Ce projet a émergé grâce à une rencontre bouleversante. « J'étais alors journaliste pour France 3 Alsace, confie le réalisateur. Un jour, j'ai été envoyé pour couvrir un évènement organisé par une association. C'est là que j'ai rencontré une dame, mère d'un cérébrolésé, qui disait de lui : "Ce n'est plus mon fils". Je me suis beaucoup interrogé sur notre vie, notre identité, qui peut basculer du jour au lendemain. Un accident de voiture, une chute, une branche qui nous tombe dessus… J'ai alors réalisé qu'il y avait matière à faire un documentaire. » En effet, l'idée de tourner une fiction n'est arrivée que plus tard. « Je recherchais des couples. Isabelle Stepp et François Dupuy faisaient partie de ceux que j'avais rencontrés. Isabelle m'a dit qu'elle verrait plutôt une fiction, qu'elle avait toujours rêvé de faire du cinéma. Nous nous sommes donc lancés pour faire un court-métrage sur leur vie. Sauf que la réalité rattrapait la fiction... »

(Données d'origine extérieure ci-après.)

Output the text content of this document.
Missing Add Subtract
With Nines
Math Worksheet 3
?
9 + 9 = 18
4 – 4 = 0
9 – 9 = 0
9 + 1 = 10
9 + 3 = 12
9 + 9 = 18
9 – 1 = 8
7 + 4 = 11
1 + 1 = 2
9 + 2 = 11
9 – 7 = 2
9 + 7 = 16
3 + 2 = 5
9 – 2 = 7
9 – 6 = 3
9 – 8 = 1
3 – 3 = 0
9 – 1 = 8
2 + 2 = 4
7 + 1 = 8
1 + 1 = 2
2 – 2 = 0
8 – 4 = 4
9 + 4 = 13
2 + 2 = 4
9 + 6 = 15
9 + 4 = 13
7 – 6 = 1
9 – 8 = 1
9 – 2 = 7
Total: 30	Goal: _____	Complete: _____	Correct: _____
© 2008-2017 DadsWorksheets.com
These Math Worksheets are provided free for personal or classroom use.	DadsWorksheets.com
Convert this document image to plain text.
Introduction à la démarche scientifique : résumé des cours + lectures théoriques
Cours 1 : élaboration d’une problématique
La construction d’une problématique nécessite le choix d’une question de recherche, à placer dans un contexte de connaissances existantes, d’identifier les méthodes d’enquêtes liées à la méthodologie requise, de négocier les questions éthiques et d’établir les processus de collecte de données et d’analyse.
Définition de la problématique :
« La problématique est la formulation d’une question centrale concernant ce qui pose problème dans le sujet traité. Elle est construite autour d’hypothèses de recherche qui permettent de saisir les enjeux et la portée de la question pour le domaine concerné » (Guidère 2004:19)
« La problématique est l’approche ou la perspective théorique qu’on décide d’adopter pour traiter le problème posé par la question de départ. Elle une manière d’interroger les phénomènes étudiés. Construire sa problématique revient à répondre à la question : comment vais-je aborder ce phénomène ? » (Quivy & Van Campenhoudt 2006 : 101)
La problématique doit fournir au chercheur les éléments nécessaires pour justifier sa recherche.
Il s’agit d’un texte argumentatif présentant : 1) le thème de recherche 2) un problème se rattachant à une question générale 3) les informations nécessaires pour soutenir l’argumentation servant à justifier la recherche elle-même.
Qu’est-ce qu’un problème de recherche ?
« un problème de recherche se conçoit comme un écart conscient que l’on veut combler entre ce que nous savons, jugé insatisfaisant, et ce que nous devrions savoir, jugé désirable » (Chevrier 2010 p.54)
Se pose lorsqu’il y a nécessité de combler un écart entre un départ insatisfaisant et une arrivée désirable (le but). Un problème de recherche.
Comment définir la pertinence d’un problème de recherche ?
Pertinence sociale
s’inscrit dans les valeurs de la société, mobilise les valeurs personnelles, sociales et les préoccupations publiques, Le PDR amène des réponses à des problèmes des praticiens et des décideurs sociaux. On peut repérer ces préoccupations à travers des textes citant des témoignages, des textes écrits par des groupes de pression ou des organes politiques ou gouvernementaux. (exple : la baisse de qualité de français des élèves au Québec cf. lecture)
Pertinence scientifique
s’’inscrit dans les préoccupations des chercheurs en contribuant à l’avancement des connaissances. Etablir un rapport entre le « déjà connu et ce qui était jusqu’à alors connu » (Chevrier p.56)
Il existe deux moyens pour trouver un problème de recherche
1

Un tournage pas comme les autres
Finalement, la création d'une web-série humoristique apparait comme le meilleur compromis. Mais, sur le plateau, tout ne s'est pas passé sans mal. « J'ai eu plusieurs grosses frayeurs, confesse Marc. J'avais mis un point d'honneur à ce qu'Isabelle et François jouent leur propre rôle, alors j'ai adapté mon écriture afin qu'elle se rapproche de ce qu'ils vivent. Mais ce n'était pas toujours facile de gérer leur handicap. » Les trous de mémoire sont réels, la fatigue se fait sentir, les répétitions, qui durent deux mois, s'enchaînent… Même l'idée de les laisser improviser sur certains dialogues est vite abandonnée. « On avait la chance d'avoir une très belle équipe. Tout le monde jouait le jeu, et ce qui se passait hors caméra entre Isabelle, François et les autres acteurs était aussi important que les scènes elles-mêmes. »
Web-série ou série TV ?
Bilan : sept jours de tournage au total et six premiers épisodes prêts à être diffusés depuis le mois de mars 2015. Puis, brusque retournement de situation ! « Au départ, nous devions présenter ces épisodes dans le cadre d'un congrès puis les mettre en ligne sur internet mais la réunion a été reportée. Et afin de nous aider à financer les autres épisodes, nous nous sommes rapprochés d'une chaîne de télévision qui pourrait retransmettre la série. » Si rien n'est encore décidé, les discussions ciblent une diffusion deux samedis soirs consécutifs sous la forme d'un épisode de 25 minutes, suivie d'un débat avec les acteurs. En attendant la décision finale, la saison 2 de Casse-Tête est déjà en phase réflexion… Attention, spoilers ! Après ce week-end éprouvant, Isabelle et François retrouveront leur appartement et leur quotidien. Claudia va alors confier un travail à François. « Et, là encore, rien ne se passera comme prévu… », glisse le réalisateur. A suivre...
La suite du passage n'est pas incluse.